Ketua Fraksi Partai Kebangkitan Bangsa (PKB) DPRD Rohil Muhammad Syah Padri ST, menilai pelaksanaan rapat paripurna tersebut perlu menjadi bahan evaluasi karena dinilai masih menyisakan sejumlah persoalan, terutama terkait kehadiran anggota dewan dan pemenuhan kuorum rapat.
Menurutnya, Fraksi PKB sebelumnya telah meminta agar pelaksanaan paripurna ditunda karena masih terdapat sejumlah materi dan persoalan dalam LKPj Tahun 2025 yang perlu dipelajari lebih mendalam agar tidak terulang pada tahun berikutnya.
"Kami mendapat informasi bahwa paripurna tetap dilaksanakan pada 15 Juni. Fraksi PKB memang tidak hadir dan sebelumnya meminta agar pelaksanaan ditunda karena masih ada beberapa hal yang perlu dipelajari dan dievaluasi," ujarnya.

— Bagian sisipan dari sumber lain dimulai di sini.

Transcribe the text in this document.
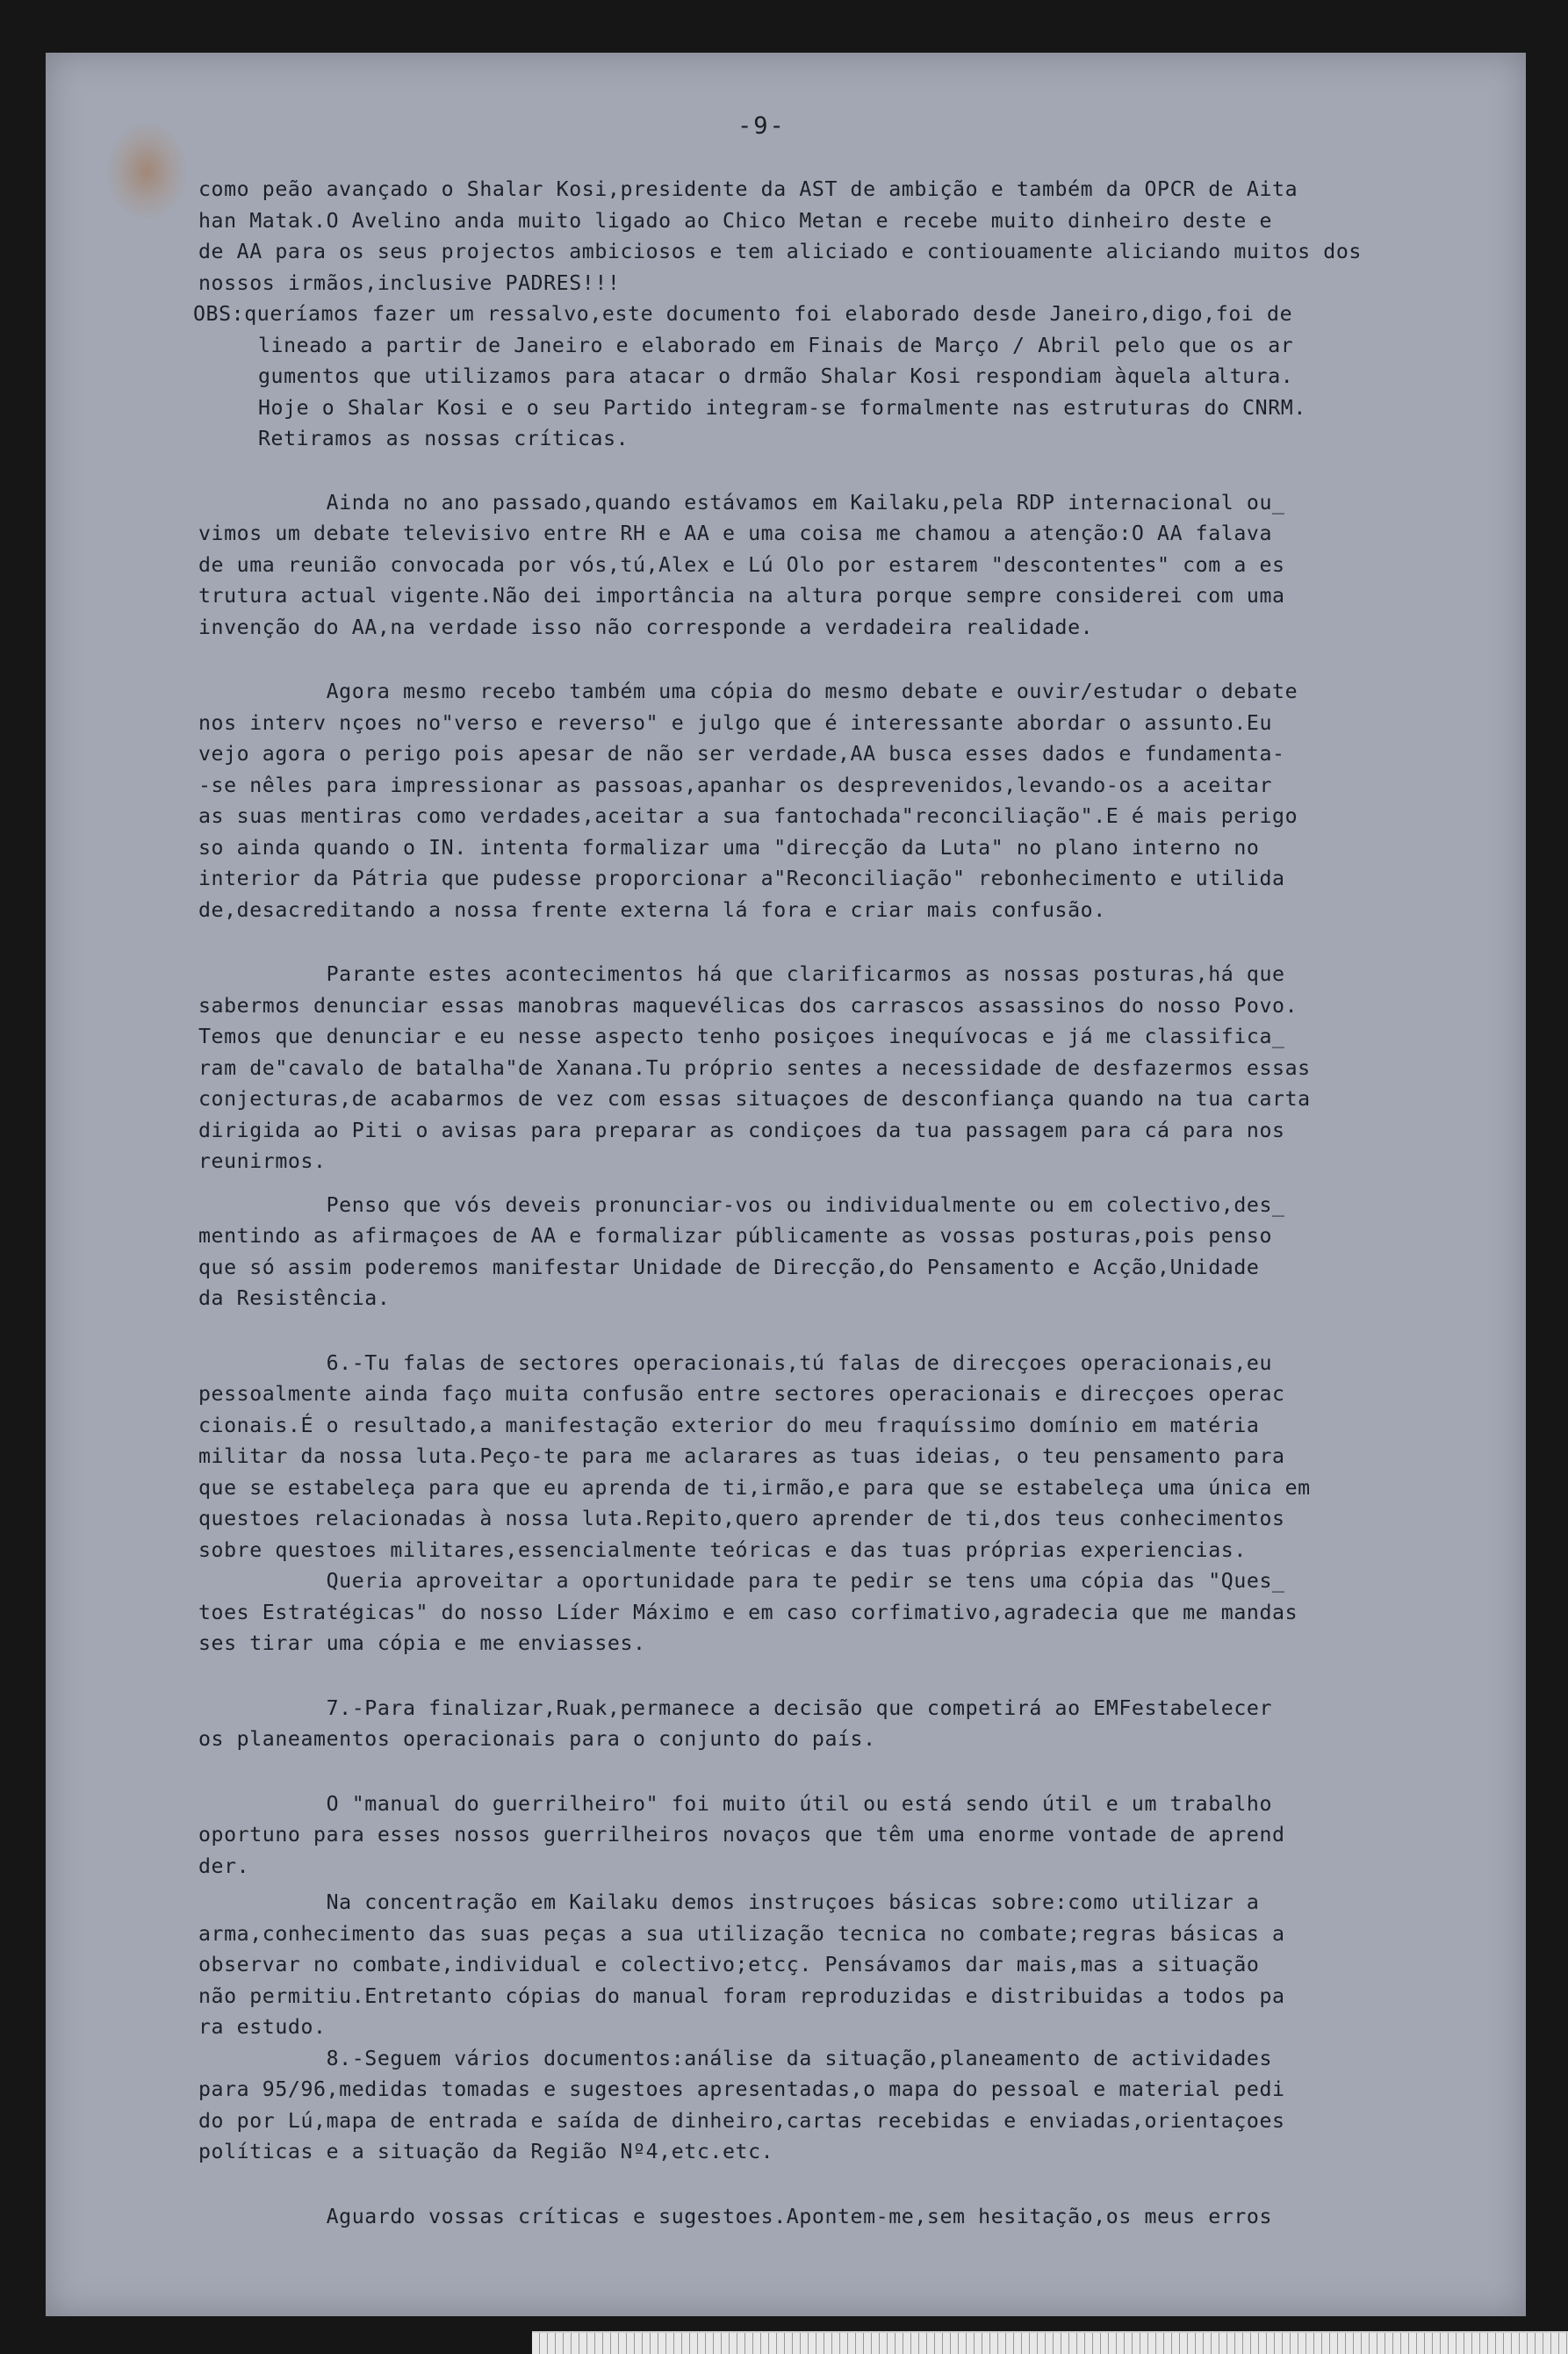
-9-
como peão avançado o Shalar Kosi,presidente da AST de ambição e também da OPCR de Aita
han Matak.O Avelino anda muito ligado ao Chico Metan e recebe muito dinheiro deste e
de AA para os seus projectos ambiciosos e tem aliciado e contiouamente aliciando muitos dos
nossos irmãos,inclusive PADRES!!!
OBS:queríamos fazer um ressalvo,este documento foi elaborado desde Janeiro,digo,foi de
lineado a partir de Janeiro e elaborado em Finais de Março / Abril pelo que os ar
gumentos que utilizamos para atacar o drmão Shalar Kosi respondiam àquela altura.
Hoje o Shalar Kosi e o seu Partido integram-se formalmente nas estruturas do CNRM.
Retiramos as nossas críticas.
Ainda no ano passado,quando estávamos em Kailaku,pela RDP internacional ou_
vimos um debate televisivo entre RH e AA e uma coisa me chamou a atenção:O AA falava
de uma reunião convocada por vós,tú,Alex e Lú Olo por estarem "descontentes" com a es
trutura actual vigente.Não dei importância na altura porque sempre considerei com uma
invenção do AA,na verdade isso não corresponde a verdadeira realidade.
Agora mesmo recebo também uma cópia do mesmo debate e ouvir/estudar o debate
nos interv nçoes no"verso e reverso" e julgo que é interessante abordar o assunto.Eu
vejo agora o perigo pois apesar de não ser verdade,AA busca esses dados e fundamenta-
-se nêles para impressionar as passoas,apanhar os desprevenidos,levando-os a aceitar
as suas mentiras como verdades,aceitar a sua fantochada"reconciliação".E é mais perigo
so ainda quando o IN. intenta formalizar uma "direcção da Luta" no plano interno no
interior da Pátria que pudesse proporcionar a"Reconciliação" rebonhecimento e utilida
de,desacreditando a nossa frente externa lá fora e criar mais confusão.
Parante estes acontecimentos há que clarificarmos as nossas posturas,há que
sabermos denunciar essas manobras maquevélicas dos carrascos assassinos do nosso Povo.
Temos que denunciar e eu nesse aspecto tenho posiçoes inequívocas e já me classifica_
ram de"cavalo de batalha"de Xanana.Tu próprio sentes a necessidade de desfazermos essas
conjecturas,de acabarmos de vez com essas situaçoes de desconfiança quando na tua carta
dirigida ao Piti o avisas para preparar as condiçoes da tua passagem para cá para nos
reunirmos.
Penso que vós deveis pronunciar-vos ou individualmente ou em colectivo,des_
mentindo as afirmaçoes de AA e formalizar públicamente as vossas posturas,pois penso
que só assim poderemos manifestar Unidade de Direcção,do Pensamento e Acção,Unidade
da Resistência.
6.-Tu falas de sectores operacionais,tú falas de direcçoes operacionais,eu
pessoalmente ainda faço muita confusão entre sectores operacionais e direcçoes operac
cionais.É o resultado,a manifestação exterior do meu fraquíssimo domínio em matéria
militar da nossa luta.Peço-te para me aclarares as tuas ideias, o teu pensamento para
que se estabeleça para que eu aprenda de ti,irmão,e para que se estabeleça uma única em
questoes relacionadas à nossa luta.Repito,quero aprender de ti,dos teus conhecimentos
sobre questoes militares,essencialmente teóricas e das tuas próprias experiencias.
Queria aproveitar a oportunidade para te pedir se tens uma cópia das "Ques_
toes Estratégicas" do nosso Líder Máximo e em caso corfimativo,agradecia que me mandas
ses tirar uma cópia e me enviasses.
7.-Para finalizar,Ruak,permanece a decisão que competirá ao EMFestabelecer
os planeamentos operacionais para o conjunto do país.
O "manual do guerrilheiro" foi muito útil ou está sendo útil e um trabalho
oportuno para esses nossos guerrilheiros novaços que têm uma enorme vontade de aprend
der.
Na concentração em Kailaku demos instruçoes básicas sobre:como utilizar a
arma,conhecimento das suas peças a sua utilização tecnica no combate;regras básicas a
observar no combate,individual e colectivo;etcç. Pensávamos dar mais,mas a situação
não permitiu.Entretanto cópias do manual foram reproduzidas e distribuidas a todos pa
ra estudo.
8.-Seguem vários documentos:análise da situação,planeamento de actividades
para 95/96,medidas tomadas e sugestoes apresentadas,o mapa do pessoal e material pedi
do por Lú,mapa de entrada e saída de dinheiro,cartas recebidas e enviadas,orientaçoes
políticas e a situação da Região Nº4,etc.etc.
Aguardo vossas críticas e sugestoes.Apontem-me,sem hesitação,os meus erros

Ia menjelaskan, berdasarkan informasi yang diterimanya, rapat paripurna tersebut secara fisik hanya dihadiri delapan orang, terdiri dari empat unsur pimpinan DPRD dan empat anggota DPRD. Sementara itu, jumlah anggota DPRD Rohil secara keseluruhan sebanyak 45 orang.